Anime vs. the Governator: Wired Edition

Sep 01, 2004 in Pop Culture

From the latest issue of Wired magazine: Charles Mann reports on the upcoming films from anime giants Mamouro Oshii (Ghost in the Shell), Hayou Miyazaki (Princess Mononoke, Spirited Away) and Katsuhiro Otomo (Akira). The article touches on the influence of manga (Japanese comic books) on modern Japanese animation, and the influence of Japanese pop culture on the West.

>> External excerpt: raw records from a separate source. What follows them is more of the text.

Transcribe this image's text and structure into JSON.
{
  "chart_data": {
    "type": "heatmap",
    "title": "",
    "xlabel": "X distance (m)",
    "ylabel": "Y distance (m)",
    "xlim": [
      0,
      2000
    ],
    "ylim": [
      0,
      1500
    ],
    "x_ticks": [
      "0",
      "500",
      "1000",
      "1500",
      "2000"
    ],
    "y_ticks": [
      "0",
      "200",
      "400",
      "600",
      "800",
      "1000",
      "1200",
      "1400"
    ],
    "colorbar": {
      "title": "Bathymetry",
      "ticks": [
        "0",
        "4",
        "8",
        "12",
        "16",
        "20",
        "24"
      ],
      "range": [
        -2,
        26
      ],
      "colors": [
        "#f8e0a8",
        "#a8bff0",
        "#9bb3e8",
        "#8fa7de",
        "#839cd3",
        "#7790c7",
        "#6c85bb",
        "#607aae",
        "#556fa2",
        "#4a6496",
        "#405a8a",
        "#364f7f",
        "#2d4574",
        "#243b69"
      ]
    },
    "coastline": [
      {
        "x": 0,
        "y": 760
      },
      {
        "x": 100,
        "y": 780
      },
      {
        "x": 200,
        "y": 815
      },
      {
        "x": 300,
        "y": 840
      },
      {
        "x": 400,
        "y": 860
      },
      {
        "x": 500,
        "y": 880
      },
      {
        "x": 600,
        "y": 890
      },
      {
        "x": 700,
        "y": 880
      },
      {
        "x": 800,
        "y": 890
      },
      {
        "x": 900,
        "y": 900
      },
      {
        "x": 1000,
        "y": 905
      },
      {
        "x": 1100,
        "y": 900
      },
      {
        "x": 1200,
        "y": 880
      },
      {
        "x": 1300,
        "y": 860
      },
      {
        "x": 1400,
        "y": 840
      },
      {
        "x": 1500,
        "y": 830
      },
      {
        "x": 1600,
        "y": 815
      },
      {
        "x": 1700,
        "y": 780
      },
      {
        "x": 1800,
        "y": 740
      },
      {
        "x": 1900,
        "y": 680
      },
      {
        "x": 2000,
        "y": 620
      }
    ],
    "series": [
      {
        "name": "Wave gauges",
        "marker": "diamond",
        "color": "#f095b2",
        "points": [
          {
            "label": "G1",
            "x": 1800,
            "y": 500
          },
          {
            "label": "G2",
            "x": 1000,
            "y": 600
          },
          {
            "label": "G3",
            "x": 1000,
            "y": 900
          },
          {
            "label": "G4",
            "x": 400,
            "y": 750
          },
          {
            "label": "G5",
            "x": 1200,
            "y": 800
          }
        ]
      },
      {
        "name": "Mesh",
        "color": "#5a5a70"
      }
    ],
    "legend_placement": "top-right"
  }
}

An old roommate got me into anime about five years ago, when we attended weekly showings of the anime club at Ohio State. While there is some really good anime out there, like anything else, 90% of it is crap. This goes especially for the stuff they pass off as anime on American cable television. (How does a series like Inuyasha remain an incredibly popular late-night staple, while the excellent samurai saga Rurouni Kenshin gets confined to the ghetto of CN’s schedule and eventually winds up cancelled?) The sad truth is that truly stellar series such as Neon Genesis Evangelion or Ranma 1/2 will probably never see the light of day on American TV.

I’ve always noticed that American animation tends to stick to three main genres: 1. Comedy (The Simpsons, South Park, etc.), 2. Family fare (Disney movies, Shrek), 3. Kids stuff (Pretty much everything else). Whereas anime, on the other hand, runs the gamut from four-year-olds to extremely graphic adult fare. Non-Japanese audiences are recognizing this, and as a result, Japan is the largest exporter of pop culture aside from the United States.

Also in the same issue is the cover story on California governor Arnold Schwarzenegger; a balanced, yet somewhat glowing analysis of Arnold’s unique political style. The article also includes a short feature on how to overhaul the electoral system. (The best suggestions: Open-source the electronic voting machines, and abolish the electoral college, replacing it with computerized runoff voting.)